Hikmah Kasus Century


Dalam putusannya pada 9 April lalu, hakim tunggal Effendi Mukhtar mengabulkan somasi yang diajukan Masyarakat Anti Korupsi Indonesia (MAKI) terhadap Komisi Pemberantasan Korupsi (KPK). Pada salah satu butir putusan, hakim memerintahkan KPK selaku termohon untuk melaksanakan penyidikan dan menetapkan tersangka terhadap Boediono, Muliaman D Hadad, Raden Pardede, dan kawan-kawan. Saat itu Boediono ialah Gubernur Bank Indonesia.Saya duka melihat Pak Boediono dibicarakan di media Massa. Saya yakin tidak ada motif jelek yang memastikan Pak Boed bersalah dan terlibat kasus Bank Century. Kalau beliau terjebak , tidak sengaja, itu dapat di terima. Tetapi situasi saat itu beliau harus menentukan dan menentukan perilaku dalam keadaan genting. Kalau engga negara akan masuk spiral krisis akhir efek sistemik.

Sebetulnya kasus bank Century ini sederhana. Berawal dari krisis keuangan dari tiga bank yaitu Bank Pikko, Bank Danpac, dan Bank CIC. BI mencari solusi untuk menyelamatkan bank tersebut. Tahun 2001 ada usulan dari Chinkara Capital Ltd yang berdomisili aturan di Kepulauan Bahama ( offshore ) untuk mengakuisisi ketiga bank itu dan kemudian di merger jadi satu. Entah mengapa proses penawaran ini tidak mengikuti standar kepatuhan BI. Tanpa mendalami lebih jauh reputasi calon investor, pada 5 juli 2002, BI tetap melanjutkan proses merger atas ketiga bank tersebut. Semua resiko atas Asset bank berupa Surat Surat Berharga yang semula dinilai macet oleh BI menjadi dinilai lancar alasannya ialah di bail out oleh Chinkara Capital Ltd. Sehingga kewajiban pemenuhan setoran kekurangan modal oleh pemegang saham pengendali (PSP) menjadi lebih kecil dan jadinya rasio kecukupan modal (Capital Adequacy Ratio (CAR)) terpenuhi.

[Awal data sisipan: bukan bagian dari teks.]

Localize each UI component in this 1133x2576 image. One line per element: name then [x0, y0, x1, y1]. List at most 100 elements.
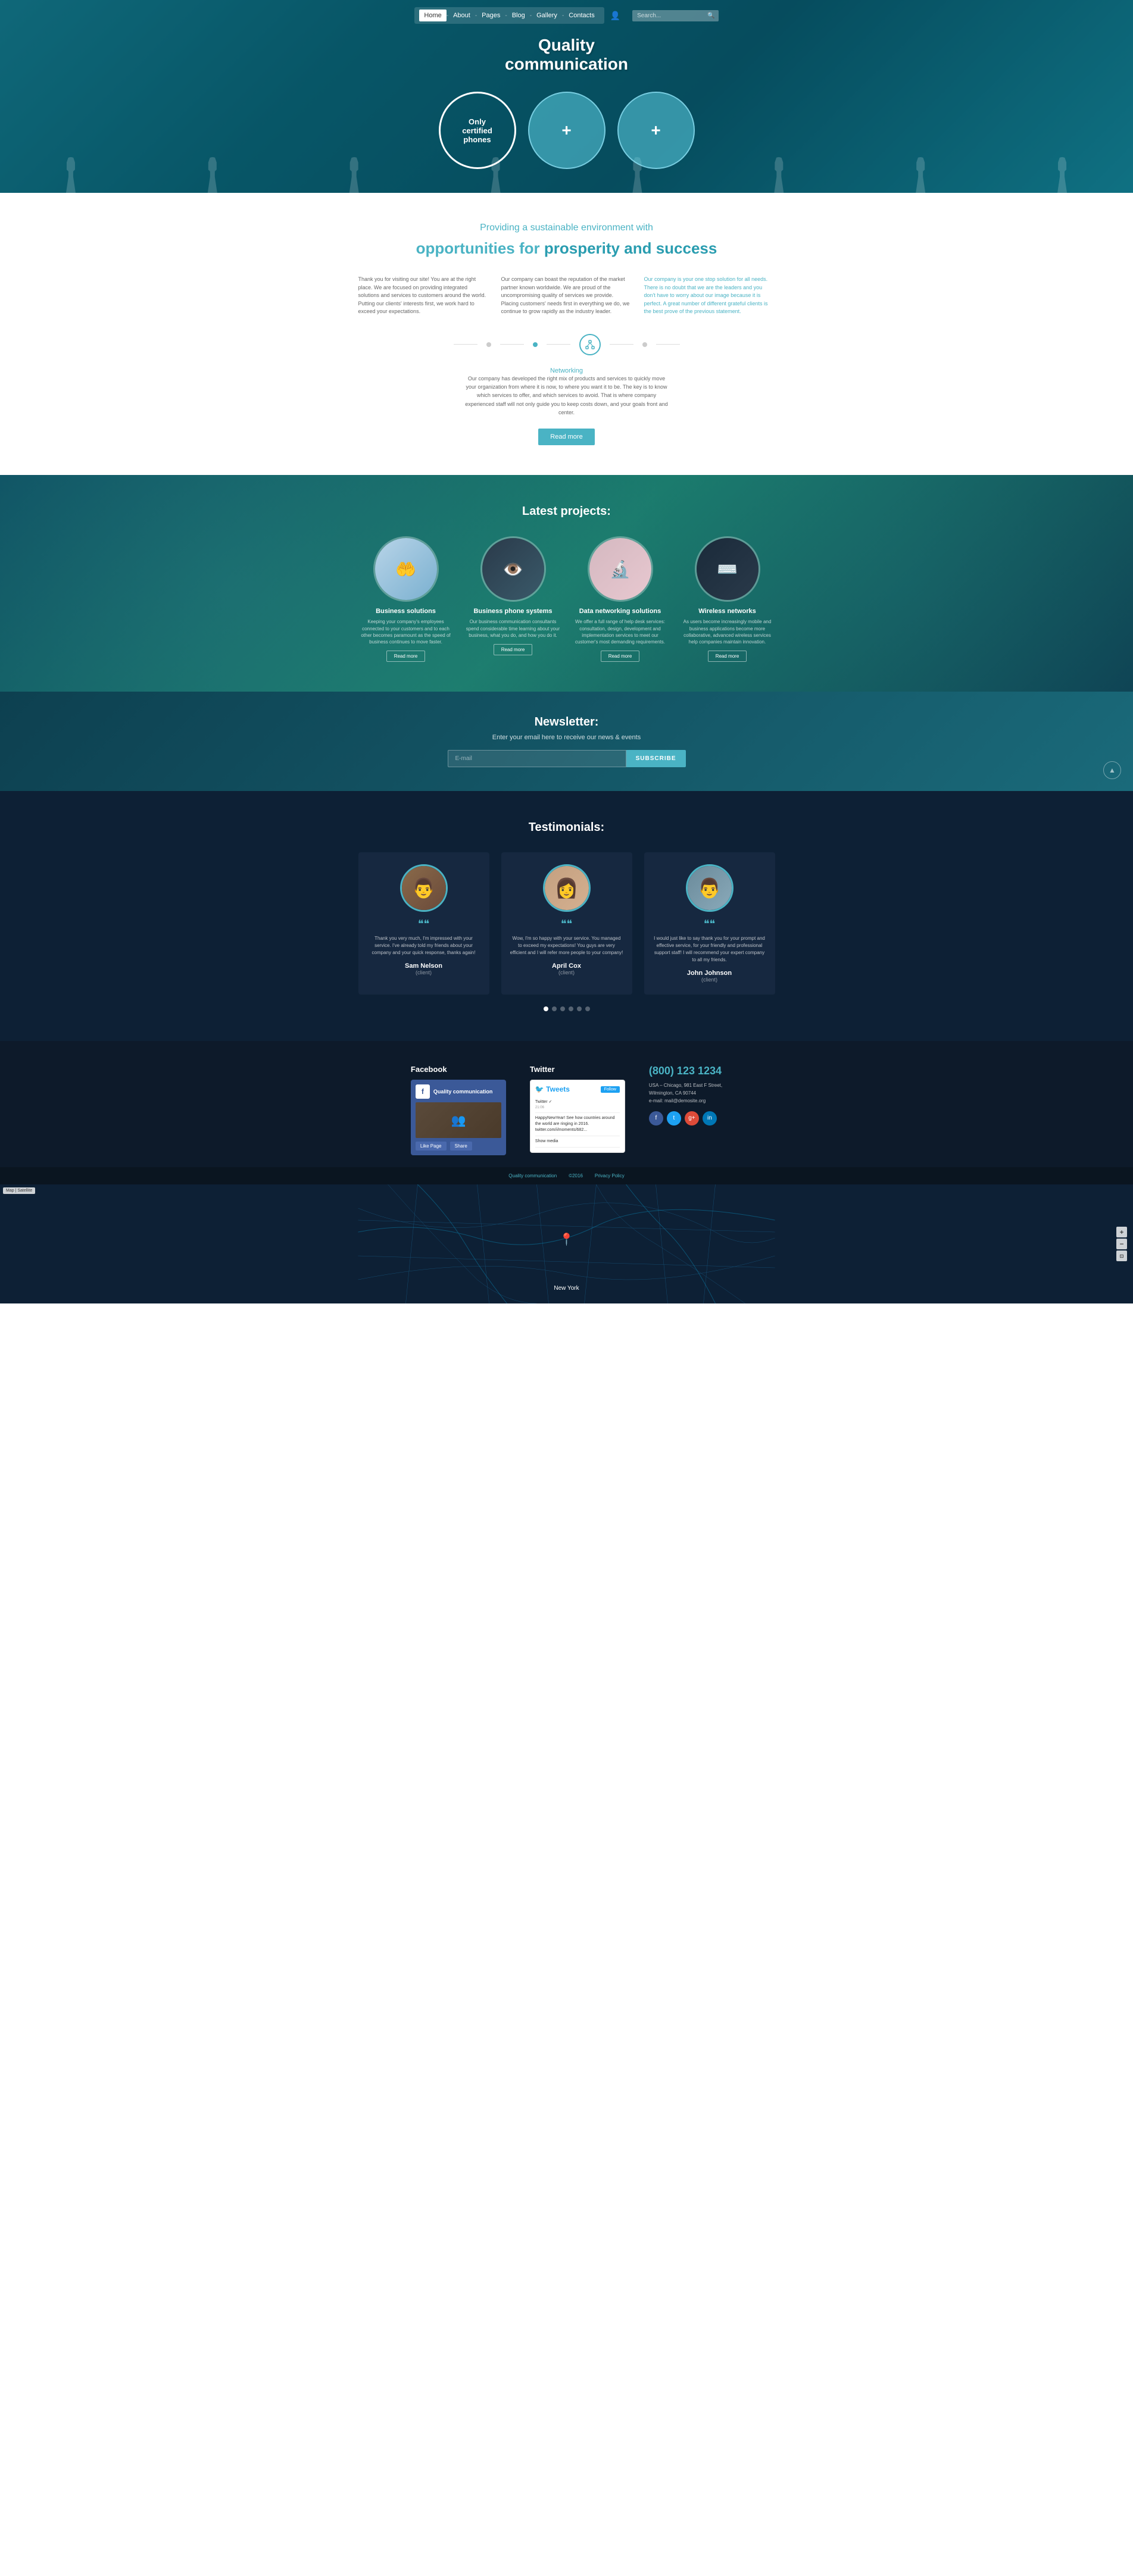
- quote-icon-3: ❝❝: [653, 918, 766, 930]
- tweet-1: Twitter ✓ 21:06: [535, 1097, 620, 1113]
- project-btn-1[interactable]: Read more: [386, 651, 426, 662]
- testimonials-title: Testimonials:: [12, 821, 1121, 834]
- projects-title: Latest projects:: [12, 505, 1121, 518]
- project-card-3: 🔬 Data networking solutions We offer a f…: [573, 536, 668, 662]
- facebook-actions: Like Page Share: [416, 1142, 501, 1151]
- footer-facebook-col: Facebook f Quality communication 👥 Like …: [411, 1065, 506, 1155]
- read-more-button[interactable]: Read more: [538, 429, 594, 445]
- project-card-1: 🤲 Business solutions Keeping your compan…: [358, 536, 454, 662]
- footer-contact-col: (800) 123 1234 USA – Chicago, 981 East F…: [649, 1065, 722, 1155]
- hero-circles: Only certified phones + +: [439, 92, 695, 169]
- testimonial-name-1: Sam Nelson: [367, 962, 480, 970]
- search-input[interactable]: [632, 10, 704, 21]
- testimonial-card-3: 👨 ❝❝ I would just like to say thank you …: [644, 852, 775, 995]
- newsletter-subscribe-button[interactable]: SUBSCRIBE: [626, 750, 686, 767]
- prosperity-title: opportunities for prosperity and success: [12, 239, 1121, 258]
- facebook-share-button[interactable]: Share: [450, 1142, 472, 1151]
- user-icon[interactable]: 👤: [610, 11, 620, 21]
- testimonial-text-3: I would just like to say thank you for y…: [653, 935, 766, 964]
- prosperity-section: Providing a sustainable environment with…: [0, 193, 1133, 475]
- tabs-row: [12, 334, 1121, 355]
- project-img-3: 🔬: [588, 536, 653, 602]
- twitter-logo: 🐦 Tweets: [535, 1085, 570, 1093]
- project-btn-3[interactable]: Read more: [601, 651, 640, 662]
- testimonial-dot-6[interactable]: [585, 1006, 590, 1011]
- newsletter-form: SUBSCRIBE: [448, 750, 686, 767]
- hero-circle-2: +: [528, 92, 605, 169]
- project-card-2: 👁️ Business phone systems Our business c…: [466, 536, 561, 662]
- testimonial-dot-2[interactable]: [552, 1006, 557, 1011]
- social-linkedin-icon[interactable]: in: [703, 1111, 717, 1126]
- testimonial-role-2: (client): [510, 970, 623, 976]
- newsletter-section: Newsletter: Enter your email here to rec…: [0, 692, 1133, 791]
- navbar: Home - About - Pages - Blog - Gallery - …: [0, 0, 1133, 31]
- nav-links: Home - About - Pages - Blog - Gallery - …: [414, 7, 604, 24]
- facebook-logo: f: [416, 1084, 430, 1099]
- nav-blog[interactable]: Blog: [507, 10, 530, 21]
- zoom-out-button[interactable]: −: [1116, 1239, 1127, 1249]
- project-title-1: Business solutions: [358, 608, 454, 615]
- networking-text: Our company has developed the right mix …: [463, 374, 671, 417]
- testimonial-dot-4[interactable]: [569, 1006, 573, 1011]
- social-twitter-icon[interactable]: t: [667, 1111, 681, 1126]
- nav-home[interactable]: Home: [419, 10, 446, 21]
- map-section: Map | Satellite 📍 New York + − ⊡: [0, 1184, 1133, 1303]
- projects-grid: 🤲 Business solutions Keeping your compan…: [344, 536, 790, 662]
- footer-phone: (800) 123 1234: [649, 1065, 722, 1077]
- footer-top: Facebook f Quality communication 👥 Like …: [0, 1041, 1133, 1167]
- hero-circle-certified: Only certified phones: [439, 92, 516, 169]
- project-btn-4[interactable]: Read more: [708, 651, 747, 662]
- newsletter-title: Newsletter:: [12, 715, 1121, 729]
- map-city-label: New York: [554, 1285, 579, 1292]
- quote-icon-2: ❝❝: [510, 918, 623, 930]
- testimonials-grid: 👨 ❝❝ Thank you very much, I'm impressed …: [344, 852, 790, 995]
- tab-networking-icon[interactable]: [579, 334, 601, 355]
- prosperity-col-2: Our company can boast the reputation of …: [501, 276, 632, 316]
- footer-copyright: ©2016: [569, 1173, 583, 1178]
- testimonial-role-3: (client): [653, 977, 766, 983]
- hero-title: Qualitycommunication: [505, 36, 628, 74]
- quote-icon-1: ❝❝: [367, 918, 480, 930]
- project-title-4: Wireless networks: [680, 608, 775, 615]
- project-title-3: Data networking solutions: [573, 608, 668, 615]
- testimonial-avatar-1: 👨: [400, 864, 448, 912]
- map-google-label: Map | Satellite: [3, 1187, 35, 1194]
- testimonial-dot-5[interactable]: [577, 1006, 582, 1011]
- search-button[interactable]: 🔍: [704, 10, 718, 21]
- scroll-top-button[interactable]: ▲: [1103, 761, 1121, 779]
- testimonial-dot-3[interactable]: [560, 1006, 565, 1011]
- tab-label: Networking: [12, 367, 1121, 374]
- testimonial-card-1: 👨 ❝❝ Thank you very much, I'm impressed …: [358, 852, 489, 995]
- newsletter-email-input[interactable]: [448, 750, 626, 767]
- project-title-2: Business phone systems: [466, 608, 561, 615]
- zoom-in-button[interactable]: +: [1116, 1227, 1127, 1237]
- search-bar: 🔍: [632, 10, 718, 21]
- testimonial-role-1: (client): [367, 970, 480, 976]
- testimonial-dot-1[interactable]: [544, 1006, 548, 1011]
- footer-twitter-col: Twitter 🐦 Tweets Follow Twitter ✓ 21:06 …: [530, 1065, 625, 1155]
- newsletter-subtitle: Enter your email here to receive our new…: [12, 734, 1121, 741]
- nav-about[interactable]: About: [448, 10, 475, 21]
- footer-link-quality[interactable]: Quality communication: [508, 1173, 557, 1178]
- testimonial-avatar-3: 👨: [686, 864, 734, 912]
- twitter-follow-button[interactable]: Follow: [601, 1086, 620, 1093]
- project-img-1: 🤲: [373, 536, 439, 602]
- nav-gallery[interactable]: Gallery: [532, 10, 562, 21]
- nav-pages[interactable]: Pages: [477, 10, 505, 21]
- footer-bottom: Quality communication ©2016 Privacy Poli…: [0, 1167, 1133, 1184]
- footer-link-privacy[interactable]: Privacy Policy: [595, 1173, 625, 1178]
- zoom-reset-button[interactable]: ⊡: [1116, 1251, 1127, 1261]
- testimonial-text-1: Thank you very much, I'm impressed with …: [367, 935, 480, 956]
- map-pin: 📍: [559, 1232, 574, 1247]
- social-facebook-icon[interactable]: f: [649, 1111, 663, 1126]
- project-btn-2[interactable]: Read more: [494, 644, 533, 655]
- facebook-widget: f Quality communication 👥 Like Page Shar…: [411, 1080, 506, 1155]
- nav-contacts[interactable]: Contacts: [564, 10, 599, 21]
- social-google-icon[interactable]: g+: [685, 1111, 699, 1126]
- twitter-title: Twitter: [530, 1065, 625, 1074]
- footer-address: USA – Chicago, 981 East F Street, Wilmin…: [649, 1082, 722, 1105]
- facebook-like-button[interactable]: Like Page: [416, 1142, 447, 1151]
- testimonial-name-2: April Cox: [510, 962, 623, 970]
- project-desc-1: Keeping your company's employees connect…: [358, 618, 454, 645]
- tweet-2: HappyNewYear! See how countries around t…: [535, 1113, 620, 1136]
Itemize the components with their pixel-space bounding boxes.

Nah darimana Chinkara Capital Ltd mem bail out itu? Ya pakai surat utang lagi namun di confirmed oleh first class bank. Namun apa yang terjadi kemudian? Selama periode tahun 2005–2008 diketahui bahwa posisi rasio kecukupan modal (Capital Adequacy Ratio (CAR)) Bank Century per 28 Februari 2005 (dua bulan sesudah merger) ialah negatif 132,5%. Apa pasal ? alasannya ialah asset berupa SSB itu tidak likuid. Tetapi BI tetap saja tidak memerintahkan kepada Bank Century melaksanakan Penyisihan Penghapusan Aktiva Produktif (PPAP) terhadap Surat-surat berhaga (SSB) tersebut. Mengapa ? alasannya ialah ada perjanjian Asset Management Agreement (AMA) antara Bank Century dan Telltop Holdings Ltd, Singapore dalam rangka penjualan surat-surat berharga Bank sebesar US$ 203,4 juta.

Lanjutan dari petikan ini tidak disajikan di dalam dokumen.